Improving Ebook Data Quality: A Frank Assessment and the Path Forward

Improving Ebook Data Quality: A Frank Assessment and the Path Forward

Quality is never an accident; it is always the result of high intention, sincere effort, intelligent direction and skillful execution; it represents the wise choice of many alternatives.


The level of data quality in EPUBs is generally low. This is true whether the EPUB is generated in house or through a service provider. Publishers give ebooks short shrift. The quality of publishers EPUBs is far lower than of their print products. While this does not come as a surprise to production managers and publishing services organizations—those involved in the nitty-gritty of data conversion—it often is a shock to senior management, who thought that EPUB creation was a problem solved long ago.

EPUB data quality is an issue that includes a number of aspects including:

  • Standards Conformance: Does the EPUB file conform to the IDPF standards? Does it pass validation?
  • Consistency of Data: Are a publisher’s EPUB titles implemented in a similar way or is there variability from title to title?
  • Robust Metadata: Has the publisher consistently implemented Dublin Core bibliographic metadata, subject-specific subject terms, and structural tags?
  • Quality of CSS: Cascading Style Sheets file in the EPUB package determines how the ebook will look on a device or in a browser. Was the CSS created with precision and with a sensitivity to design best practices, as well as the design standards of the publisher?
  • Cross-browser/device behavior: Different devices and browsers may handle display in different ways. Does the CSS and other EPUB components include the requisite information to optimize the appearance of the EPUB in these varying scenarios?
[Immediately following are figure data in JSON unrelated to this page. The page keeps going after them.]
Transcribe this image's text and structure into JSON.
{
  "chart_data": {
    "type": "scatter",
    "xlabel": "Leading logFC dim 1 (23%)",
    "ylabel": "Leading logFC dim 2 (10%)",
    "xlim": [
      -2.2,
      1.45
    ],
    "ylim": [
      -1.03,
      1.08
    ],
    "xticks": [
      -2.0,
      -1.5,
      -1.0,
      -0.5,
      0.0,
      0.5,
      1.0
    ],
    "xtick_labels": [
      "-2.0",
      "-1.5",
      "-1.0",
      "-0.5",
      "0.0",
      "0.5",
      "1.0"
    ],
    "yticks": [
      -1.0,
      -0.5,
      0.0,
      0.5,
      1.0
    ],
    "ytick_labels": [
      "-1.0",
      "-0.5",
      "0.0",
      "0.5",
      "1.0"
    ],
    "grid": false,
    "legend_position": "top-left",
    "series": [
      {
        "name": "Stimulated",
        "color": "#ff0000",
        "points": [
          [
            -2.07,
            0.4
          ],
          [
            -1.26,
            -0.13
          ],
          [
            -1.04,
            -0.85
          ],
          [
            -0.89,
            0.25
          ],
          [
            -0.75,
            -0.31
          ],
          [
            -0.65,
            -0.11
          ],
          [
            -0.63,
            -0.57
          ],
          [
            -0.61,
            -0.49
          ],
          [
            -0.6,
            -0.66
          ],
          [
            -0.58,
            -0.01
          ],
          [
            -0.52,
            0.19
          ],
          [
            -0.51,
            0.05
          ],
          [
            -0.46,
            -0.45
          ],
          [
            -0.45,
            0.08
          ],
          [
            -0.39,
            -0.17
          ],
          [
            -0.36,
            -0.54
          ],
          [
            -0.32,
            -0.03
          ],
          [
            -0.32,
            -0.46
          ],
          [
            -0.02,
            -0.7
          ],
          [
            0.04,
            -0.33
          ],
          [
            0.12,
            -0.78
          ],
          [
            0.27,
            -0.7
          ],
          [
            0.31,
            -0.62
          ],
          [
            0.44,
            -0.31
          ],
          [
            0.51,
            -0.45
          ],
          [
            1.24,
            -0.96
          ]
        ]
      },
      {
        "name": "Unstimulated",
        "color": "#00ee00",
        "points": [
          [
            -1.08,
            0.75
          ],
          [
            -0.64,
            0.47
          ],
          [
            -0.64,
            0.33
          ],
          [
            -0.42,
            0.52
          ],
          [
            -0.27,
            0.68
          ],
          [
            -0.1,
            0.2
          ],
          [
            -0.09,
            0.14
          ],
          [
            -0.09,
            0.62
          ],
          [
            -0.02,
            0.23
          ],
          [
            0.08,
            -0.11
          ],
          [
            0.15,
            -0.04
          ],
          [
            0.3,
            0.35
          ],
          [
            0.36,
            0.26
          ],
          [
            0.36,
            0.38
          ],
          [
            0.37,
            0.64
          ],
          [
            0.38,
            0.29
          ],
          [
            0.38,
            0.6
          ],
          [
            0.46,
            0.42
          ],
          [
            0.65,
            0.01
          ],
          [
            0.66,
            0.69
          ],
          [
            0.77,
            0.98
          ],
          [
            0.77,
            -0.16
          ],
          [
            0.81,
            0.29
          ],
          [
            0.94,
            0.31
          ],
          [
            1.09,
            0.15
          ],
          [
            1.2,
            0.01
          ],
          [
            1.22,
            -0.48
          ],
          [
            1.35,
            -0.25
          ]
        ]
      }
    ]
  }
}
In order to validate my observations, I turned to friend and colleague, Joshua Tallent, chief ebook architect at eBook Architects. Joshua is one of my gurus for all things EPUB. Joshua echoed what I am seeing in terms of shaky EPUB data quality. “Publishers are either unaware of the issues of data quality in their EPUB files or unable to make changes needed to improve it. Publishers who outsource their work to vendors are at the mercy of the vendor’s practices and tools. Publishers who create their eBooks in-house run into other problems if they are relying on one-button conversion tools (as found in InDesign) without first defining well-formed manuscripts. These tools tend to be garbage in, garbage out, so the quality of the EPUB files coming out the other side is usually not very good.”

Publishers must start to raise the level of data quality of their EPUB titles. If not, they will find it difficult to hold to price points in the market place, as customers become savvier and their expectations rise. Further, the quality of EPUB data will increasingly be a competitive differentiator, not only for customer sales but also for author acquisition. Authors will sign with publishers that can create the best EPUB experience for their title.
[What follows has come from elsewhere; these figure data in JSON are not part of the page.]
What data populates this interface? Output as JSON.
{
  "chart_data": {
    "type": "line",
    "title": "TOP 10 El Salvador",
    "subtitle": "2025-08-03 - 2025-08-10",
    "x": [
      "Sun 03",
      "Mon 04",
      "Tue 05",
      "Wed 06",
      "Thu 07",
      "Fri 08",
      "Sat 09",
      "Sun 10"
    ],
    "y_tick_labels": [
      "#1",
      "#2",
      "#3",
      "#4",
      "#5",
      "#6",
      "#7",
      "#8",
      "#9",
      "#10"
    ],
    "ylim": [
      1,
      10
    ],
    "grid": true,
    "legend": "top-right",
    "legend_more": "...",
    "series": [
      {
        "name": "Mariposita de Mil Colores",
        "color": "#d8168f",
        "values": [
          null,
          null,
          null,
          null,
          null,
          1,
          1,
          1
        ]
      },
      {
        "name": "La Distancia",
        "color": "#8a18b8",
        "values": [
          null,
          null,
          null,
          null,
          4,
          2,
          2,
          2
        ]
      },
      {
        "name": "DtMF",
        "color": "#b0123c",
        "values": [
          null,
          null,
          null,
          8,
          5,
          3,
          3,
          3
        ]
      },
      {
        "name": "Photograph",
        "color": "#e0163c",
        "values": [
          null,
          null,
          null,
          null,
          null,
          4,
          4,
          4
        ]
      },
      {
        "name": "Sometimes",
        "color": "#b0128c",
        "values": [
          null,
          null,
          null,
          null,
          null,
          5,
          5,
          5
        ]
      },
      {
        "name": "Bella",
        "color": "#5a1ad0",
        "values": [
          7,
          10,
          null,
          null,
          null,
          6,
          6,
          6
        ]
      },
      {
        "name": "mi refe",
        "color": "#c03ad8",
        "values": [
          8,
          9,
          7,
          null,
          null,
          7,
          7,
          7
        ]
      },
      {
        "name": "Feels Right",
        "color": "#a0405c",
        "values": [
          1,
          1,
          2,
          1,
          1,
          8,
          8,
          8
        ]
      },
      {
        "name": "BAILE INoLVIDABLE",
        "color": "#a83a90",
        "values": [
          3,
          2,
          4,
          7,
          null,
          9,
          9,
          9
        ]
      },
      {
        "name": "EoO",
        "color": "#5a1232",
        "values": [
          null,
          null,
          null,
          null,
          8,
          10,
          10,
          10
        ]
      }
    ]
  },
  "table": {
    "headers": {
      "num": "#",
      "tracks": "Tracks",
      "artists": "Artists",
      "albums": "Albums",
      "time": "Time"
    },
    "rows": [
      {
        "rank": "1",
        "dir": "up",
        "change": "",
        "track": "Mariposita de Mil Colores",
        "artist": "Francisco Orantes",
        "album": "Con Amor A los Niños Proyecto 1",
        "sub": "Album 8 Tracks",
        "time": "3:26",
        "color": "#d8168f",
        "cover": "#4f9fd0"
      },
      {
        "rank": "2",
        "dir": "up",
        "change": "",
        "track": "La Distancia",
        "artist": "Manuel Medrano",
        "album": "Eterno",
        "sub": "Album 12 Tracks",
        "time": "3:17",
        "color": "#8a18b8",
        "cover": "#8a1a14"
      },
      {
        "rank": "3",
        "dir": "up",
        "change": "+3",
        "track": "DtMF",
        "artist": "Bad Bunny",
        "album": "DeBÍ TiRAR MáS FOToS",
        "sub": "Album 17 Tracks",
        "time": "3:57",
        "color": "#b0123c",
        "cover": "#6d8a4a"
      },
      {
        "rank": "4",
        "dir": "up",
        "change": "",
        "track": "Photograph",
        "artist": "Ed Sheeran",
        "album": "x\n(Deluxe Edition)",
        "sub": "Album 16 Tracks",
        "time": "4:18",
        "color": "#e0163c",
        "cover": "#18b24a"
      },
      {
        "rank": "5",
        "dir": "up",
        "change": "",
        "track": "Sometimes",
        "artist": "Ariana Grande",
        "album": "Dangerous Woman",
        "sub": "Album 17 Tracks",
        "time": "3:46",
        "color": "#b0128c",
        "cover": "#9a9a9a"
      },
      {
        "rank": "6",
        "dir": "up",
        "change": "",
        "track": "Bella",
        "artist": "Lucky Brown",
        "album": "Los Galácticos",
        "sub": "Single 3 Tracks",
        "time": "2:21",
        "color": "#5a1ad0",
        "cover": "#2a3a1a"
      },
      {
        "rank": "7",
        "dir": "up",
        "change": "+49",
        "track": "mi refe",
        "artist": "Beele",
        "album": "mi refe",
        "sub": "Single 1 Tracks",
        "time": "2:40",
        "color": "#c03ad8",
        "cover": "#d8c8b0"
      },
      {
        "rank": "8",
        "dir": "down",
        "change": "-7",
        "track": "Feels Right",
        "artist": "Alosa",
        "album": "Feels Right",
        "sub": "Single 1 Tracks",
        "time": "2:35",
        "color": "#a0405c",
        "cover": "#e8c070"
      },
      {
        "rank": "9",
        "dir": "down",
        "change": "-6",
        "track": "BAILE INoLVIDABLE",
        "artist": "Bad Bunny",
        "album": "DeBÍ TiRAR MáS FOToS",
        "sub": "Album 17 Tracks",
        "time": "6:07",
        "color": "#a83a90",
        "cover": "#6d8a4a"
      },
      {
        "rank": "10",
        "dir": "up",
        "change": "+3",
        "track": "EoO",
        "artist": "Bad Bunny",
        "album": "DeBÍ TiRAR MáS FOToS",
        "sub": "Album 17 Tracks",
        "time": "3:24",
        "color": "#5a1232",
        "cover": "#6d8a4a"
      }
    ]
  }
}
The EPUB quality status quo appears untenable. Change is required.

It starts with the organization itself.Anyone involved in the creation or distribution of eBook files needs to learn more about the formats and best practices,” says Tallent. “That is true regardless of whether they are a developer, a manager, or the person doing QA. The more you know about what EPUB can do the better your eBook files will become. That means digging in and learning. It means reading the specs, taking classes about ebook development, and testing how these things work.”

“I have been impressed by some movement in the past year or so on this front. Production managers at some publishing houses are becoming more knowledgeable about the need for quality code, and are starting to implement standards for their EPUB files. Some are moving to EPUB3 with the goal of re-thinking their processes and taking their quality to the next level.”

Book publishers are a fortunate lot benefiting from a robust, digital formatting standard in EPUB. The EPUB3 specification is a comprehensive technical standard for digital book content that defines a standard way for formatting book content (HTML5), and a comprehensive set of specifications for metadata to define book structure and label its subject matter. EPUB 3 is a tremendous asset for publishers of all sizes in most market segments. However, the strategic value a publishing organization derives from EPUB will be determined in large part by the level of data quality of the EPUBs they produce.

A Recipe for Success

 Publishing organizations can improve the quality of the EPUBs they produce by addressing the following issues in the following sequence:

  1. People: EPUB quality rests on the quality of the publishing team. Starting with training is a great idea, as Joshua described. Joshua’s own eBook Ninjas a good place to start. The IDPF can provide additional options for ramping up the EPUB chops of the publishing teams.
  2. Standards Definition: Publishers must define and document their own EPUB standards to include the detailed specifications for CSS, subject tagging, structural tagging. These standards can be used as acceptance criteria for external EPUB service providers. All EPUBs produced must conform to these standards.
  3. Defined Workflow: A well-defined, documented production workflow assists the creation of high-quality EPUBs.
  4. Automation Platforms: An organization that has an EPUB-savvy team and well defined and documented EPUBS and workflow may be in a position to use an automated approach to create many of their EPUB titles directly from source manuscripts. Those organizations that embark on automation initiatives without first putting in place a team, standards, and workflow will find themselves on a more lengthy and painful course. A caveat: as Joshua points out there are limits to this approach and it may not be suitable for all titles.

For many publishing organizations, there is much to do order to raise the bar on EPUB quality. But there is a bright side: the path forward is clear, far clearer than it was even a few years ago.

We have robust digital book standards. We have identified opportunities in the marketplace. Now is the time to put the two together.